/news/society

Mieux soigner les troubles de la personnalité

Bien qu’ils soient un mal méconnu, les troubles de la personnalité sont de plus en plus préoccupants pour notre système de santé. 

Ce problème, qui touche environ 100 000 Québécois, complique la vie de nombreuses personnes. C’est notamment le cas de Jessica Sarraf, qui peine toujours à contenir ses émotions, même si cinq ans de thérapie de groupe lui ont permis de s’améliorer, 

«J'ai été diagnostiquée en 2012, après une tentative de suicide en couple que j'avais faite. Malheureusement, à ce moment-là, j'ai perdu mon conjoint de l'époque», raconte celle qui est aujourd’hui patiente-partenaire à l’Institut universitaire de santé mentale de Montréal.

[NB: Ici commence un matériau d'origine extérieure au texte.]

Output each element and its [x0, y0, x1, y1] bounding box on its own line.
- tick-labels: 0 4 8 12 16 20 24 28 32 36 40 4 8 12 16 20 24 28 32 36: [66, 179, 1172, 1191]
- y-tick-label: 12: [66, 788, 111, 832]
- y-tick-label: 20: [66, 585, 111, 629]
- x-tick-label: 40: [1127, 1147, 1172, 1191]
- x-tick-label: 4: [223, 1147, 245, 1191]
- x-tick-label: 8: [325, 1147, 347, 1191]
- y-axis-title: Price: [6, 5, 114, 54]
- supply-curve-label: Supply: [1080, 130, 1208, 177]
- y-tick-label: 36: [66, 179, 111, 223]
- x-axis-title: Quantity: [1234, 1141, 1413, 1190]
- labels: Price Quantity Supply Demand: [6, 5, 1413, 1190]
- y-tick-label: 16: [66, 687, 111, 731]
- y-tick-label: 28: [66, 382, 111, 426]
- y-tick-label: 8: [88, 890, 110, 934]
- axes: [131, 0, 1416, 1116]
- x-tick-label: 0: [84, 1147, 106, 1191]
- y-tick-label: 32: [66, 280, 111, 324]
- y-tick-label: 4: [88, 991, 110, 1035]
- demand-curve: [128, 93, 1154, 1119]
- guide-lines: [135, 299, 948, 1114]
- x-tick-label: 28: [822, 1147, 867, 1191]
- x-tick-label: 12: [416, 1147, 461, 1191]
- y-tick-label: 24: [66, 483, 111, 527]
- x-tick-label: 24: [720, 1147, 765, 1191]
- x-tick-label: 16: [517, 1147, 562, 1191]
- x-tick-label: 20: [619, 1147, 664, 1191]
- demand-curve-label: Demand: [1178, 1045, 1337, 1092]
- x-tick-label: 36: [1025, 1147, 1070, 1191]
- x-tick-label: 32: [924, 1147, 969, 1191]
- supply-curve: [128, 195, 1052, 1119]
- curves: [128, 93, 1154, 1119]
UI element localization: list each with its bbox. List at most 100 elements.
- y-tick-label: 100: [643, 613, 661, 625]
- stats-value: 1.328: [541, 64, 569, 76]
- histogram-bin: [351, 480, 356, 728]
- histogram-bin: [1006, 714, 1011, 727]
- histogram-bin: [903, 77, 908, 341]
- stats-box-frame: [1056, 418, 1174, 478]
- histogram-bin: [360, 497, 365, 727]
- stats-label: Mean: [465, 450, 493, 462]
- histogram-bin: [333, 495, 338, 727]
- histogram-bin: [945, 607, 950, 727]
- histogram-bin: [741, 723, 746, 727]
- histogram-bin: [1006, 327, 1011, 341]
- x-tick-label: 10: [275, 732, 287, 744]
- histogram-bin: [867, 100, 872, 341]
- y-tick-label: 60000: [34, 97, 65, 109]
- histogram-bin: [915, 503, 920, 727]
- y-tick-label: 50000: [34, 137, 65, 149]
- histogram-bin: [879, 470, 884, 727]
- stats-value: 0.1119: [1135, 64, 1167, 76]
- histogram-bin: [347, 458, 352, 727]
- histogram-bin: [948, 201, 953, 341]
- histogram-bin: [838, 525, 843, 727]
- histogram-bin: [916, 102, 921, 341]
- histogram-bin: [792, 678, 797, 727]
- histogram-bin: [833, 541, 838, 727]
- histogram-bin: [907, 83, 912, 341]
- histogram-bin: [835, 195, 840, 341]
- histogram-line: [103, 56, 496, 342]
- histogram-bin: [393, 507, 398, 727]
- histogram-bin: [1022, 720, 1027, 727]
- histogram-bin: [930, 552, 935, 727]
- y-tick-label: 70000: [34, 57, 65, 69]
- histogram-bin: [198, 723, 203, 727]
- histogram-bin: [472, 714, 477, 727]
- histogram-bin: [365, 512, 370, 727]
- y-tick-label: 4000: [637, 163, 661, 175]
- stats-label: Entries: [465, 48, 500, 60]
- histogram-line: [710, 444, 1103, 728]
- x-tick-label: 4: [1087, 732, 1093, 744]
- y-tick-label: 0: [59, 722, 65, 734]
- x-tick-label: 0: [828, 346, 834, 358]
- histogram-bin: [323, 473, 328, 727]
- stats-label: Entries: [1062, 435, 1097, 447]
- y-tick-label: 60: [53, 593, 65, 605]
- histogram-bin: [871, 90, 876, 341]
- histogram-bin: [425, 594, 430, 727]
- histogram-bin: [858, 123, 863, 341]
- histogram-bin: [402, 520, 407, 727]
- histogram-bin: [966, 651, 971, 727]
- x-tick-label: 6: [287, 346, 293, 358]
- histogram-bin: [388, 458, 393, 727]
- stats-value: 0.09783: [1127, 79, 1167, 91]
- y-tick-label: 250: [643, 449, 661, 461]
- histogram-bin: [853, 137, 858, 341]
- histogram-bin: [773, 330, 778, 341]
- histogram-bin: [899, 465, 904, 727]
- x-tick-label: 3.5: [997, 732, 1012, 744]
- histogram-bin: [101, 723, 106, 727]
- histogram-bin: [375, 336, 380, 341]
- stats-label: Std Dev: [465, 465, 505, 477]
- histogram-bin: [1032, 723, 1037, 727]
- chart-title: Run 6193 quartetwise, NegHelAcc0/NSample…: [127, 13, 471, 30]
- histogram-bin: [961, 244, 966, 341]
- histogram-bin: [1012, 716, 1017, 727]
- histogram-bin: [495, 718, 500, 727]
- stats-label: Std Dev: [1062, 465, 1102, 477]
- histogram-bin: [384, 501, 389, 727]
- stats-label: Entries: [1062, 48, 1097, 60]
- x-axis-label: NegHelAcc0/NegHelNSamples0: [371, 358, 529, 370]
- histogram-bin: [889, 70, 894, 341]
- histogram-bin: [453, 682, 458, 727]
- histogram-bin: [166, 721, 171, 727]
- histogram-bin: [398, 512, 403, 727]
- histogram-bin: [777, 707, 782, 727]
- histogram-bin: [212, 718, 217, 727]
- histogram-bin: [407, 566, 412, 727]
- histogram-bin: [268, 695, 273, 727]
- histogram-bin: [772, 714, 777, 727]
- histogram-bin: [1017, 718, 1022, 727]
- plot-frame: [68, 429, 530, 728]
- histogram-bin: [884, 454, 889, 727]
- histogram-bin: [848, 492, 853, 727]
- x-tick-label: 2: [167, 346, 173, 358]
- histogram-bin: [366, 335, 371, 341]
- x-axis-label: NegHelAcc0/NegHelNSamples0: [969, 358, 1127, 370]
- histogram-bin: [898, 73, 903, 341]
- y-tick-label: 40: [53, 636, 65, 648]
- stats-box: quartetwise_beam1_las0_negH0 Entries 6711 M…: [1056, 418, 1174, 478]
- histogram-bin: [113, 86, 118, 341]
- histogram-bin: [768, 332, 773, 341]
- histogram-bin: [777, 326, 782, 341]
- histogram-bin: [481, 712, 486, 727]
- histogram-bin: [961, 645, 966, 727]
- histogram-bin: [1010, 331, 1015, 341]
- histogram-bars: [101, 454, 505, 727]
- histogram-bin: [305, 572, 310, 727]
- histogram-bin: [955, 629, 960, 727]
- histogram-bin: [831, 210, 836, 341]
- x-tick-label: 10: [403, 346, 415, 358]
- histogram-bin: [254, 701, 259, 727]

Artiste dans l'âme, Jessica fait du théâtre pour faire connaître son mal.

«Quand l'émotion est difficile à gérer, moi, je tombe facilement dans la colère», avoue-t-elle.

Mais comment peut-on savoir si l’on souffre d’un trouble de la personnalité.

«L'instabilité dans les relations interpersonnelles, les comportements, beaucoup d'impulsivité, de la difficulté à se définir... On voit ça de façon plus manifeste au début de l'âge adulte», explique le Dr Pierre David, psychiatre à l’Institut universitaire de santé mentale.

Ce problème de santé mentale aussi répandu que la schizophrénie peut être lié à la génétique. Certaines personnes pourraient aussi avoir subi un traumatisme ou une agression pendant l'enfance.

«Personnellement, je sais pas d'où ça peut venir. J'ai grandi dans la guerre au Liban, puis j'avais un père agressif», mentionne Jessica Sarraf.

Contrairement à la dépression et l'anxiété, par exemple, on n'a pas encore découvert de médicament pour guérir le trouble de la personnalité parce que «la condition a plutôt tendance à être chronique».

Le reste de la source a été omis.